A LibraryCrate is a serializable snapshot of the library — two flat dicts of blueprints:

class LibraryCrate(BaseModel):
    concepts: dict[str, ConceptBlueprint | str]  # concept_ref -> blueprint or description
    pipes: dict[str, PipeBlueprintUnion]          # pipe_ref -> blueprint
    domains: dict[str, DomainBlueprint]           # domain_code -> domain metadata
    source_map: dict[str, str]                    # ref -> source file (error traceability)
    fingerprint: str                              # SHA256 of serialized content

Domain is encoded in the dictionary keys (e.g., scoring.WeightedScore, scoring.compute_score), not in a structural container. domains carries per-domain metadata (description, system prompt). source_map enables error messages that trace back to origin files. The fingerprint enables idempotent loading — if a worker already loaded a crate with the same fingerprint, it skips the reload.

How it propagates

sequenceDiagram
    participant S as Submitter
    participant W as Worker

    S->>S: Load library, build LibraryCrate
    S->>W: PipeJob (crate attached)

    Note over W: WfPipeRouter.run()
    W->>W: load_from_crate(crate)
    W->>W: pipe.run_pipe()

    Note over W: Controller dispatches child
    W->>W: PipeRouterChild → child workflow
    Note over W: Child WfPipeRouter.run()
    W->>W: load_from_crate(same crate)
    W->>W: child pipe.run_pipe()

    W->>S: PipeOutput (dehydrated)
    S->>S: Hydrate PipeOutput

Every child workflow receives the crate through its PipeJob. Each WfPipeRouter loads the crate into its own scoped library. This ensures every workflow — parent or child, on any worker — can resolve all pipes.

Visibility

The LibraryCrate is a Pydantic model. Temporal serializes it as structured JSON in the workflow input, making it fully visible in the Temporal dashboard — not opaque bytes.


Deferred Hydration

The chicken-and-egg problem

Temporal's data converter deserializes payloads (workflow inputs and return values) using Kajson, which needs dynamic concept classes registered to reconstruct typed WorkingMemory. But those classes only get registered when the LibraryCrate is loaded inside the workflow. This creates two deserialization gaps:

  1. Input: The PipeJob workflow input contains WorkingMemory with dynamic classes that don't exist yet on the worker.
  2. Output: A child workflow's PipeOutput return value contains WorkingMemory with dynamic classes. The parent's data converter runs in the Temporal SDK's event processing context (outside the workflow coroutine's ContextVar scope), so it can't access the parent's per-workflow class registry.

The solution

Both PipeJob and PipeOutput carry a working_memory_raw field for deferred hydration:

class PipeJob(BaseModel):
    working_memory: WorkingMemory | None = None
    working_memory_raw: dict[str, Any] | None = None
    library_crate: LibraryCrate | None = None

class PipeOutput(PipeOutputAbstract[WorkingMemory]):
    working_memory: WorkingMemory = Field(default_factory=WorkingMemory)
    working_memory_raw: dict[str, Any] | None = None

Input dehydration/hydration cycle:

  • Before dispatch, PipeJob.prepare_for_temporal() moves working_memory to working_memory_raw (a plain dict via dump_for_temporal()).
  • After the worker loads the crate, WfPipeRouter hydrates the raw dict back to typed WorkingMemory.
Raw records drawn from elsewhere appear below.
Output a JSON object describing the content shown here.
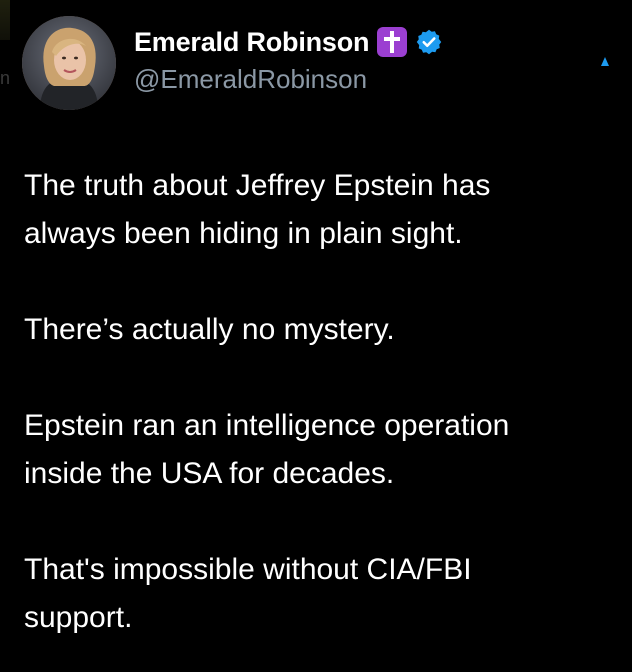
{
  "author": {
    "display_name": "Emerald Robinson",
    "handle": "@EmeraldRobinson",
    "badges": [
      "cross-icon",
      "verified-icon"
    ],
    "accent_colors": {
      "cross_badge": "#9b3fd1",
      "verified": "#1d9bf0",
      "handle": "#8b98a5"
    }
  },
  "tweet": {
    "paragraphs": [
      "The truth about Jeffrey Epstein has\nalways been hiding in plain sight.",
      "There’s actually no mystery.",
      "Epstein ran an intelligence operation\ninside the USA for decades.",
      "That's impossible without CIA/FBI\nsupport."
    ]
  },
  "theme": {
    "background": "#000000",
    "text": "#ffffff"
  }
}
Output dehydration/hydration cycle:

  • Before returning from a workflow, WfPipeRouter calls PipeOutput.prepare_for_temporal() to dehydrate WorkingMemory to working_memory_raw.
  • The raw dict flows end-to-end: child workflow → parent WfPipeRunact_deliver activity, all without intermediate rehydration. Parents do not own a per-workflow registry that would let them rehydrate the child's output, and the activity worker is typically a different process that has not loaded the crate.
  • Only the top-level submitter rehydrates, via rehydrate_pipe_output_with_crate() (pipelex/temporal/tprl_pipe/submitter_hydration.py). When the submitter has not loaded the bundle locally (e.g., a remote API client that built the PipeJob from a serialized LibraryCrate), this function opens a fresh per-call scoped Library, loads the crate into a scoped ClassRegistry pre-seeded from the global, hydrates inside the scope, then tears down — leaving the submitter's global registry untouched.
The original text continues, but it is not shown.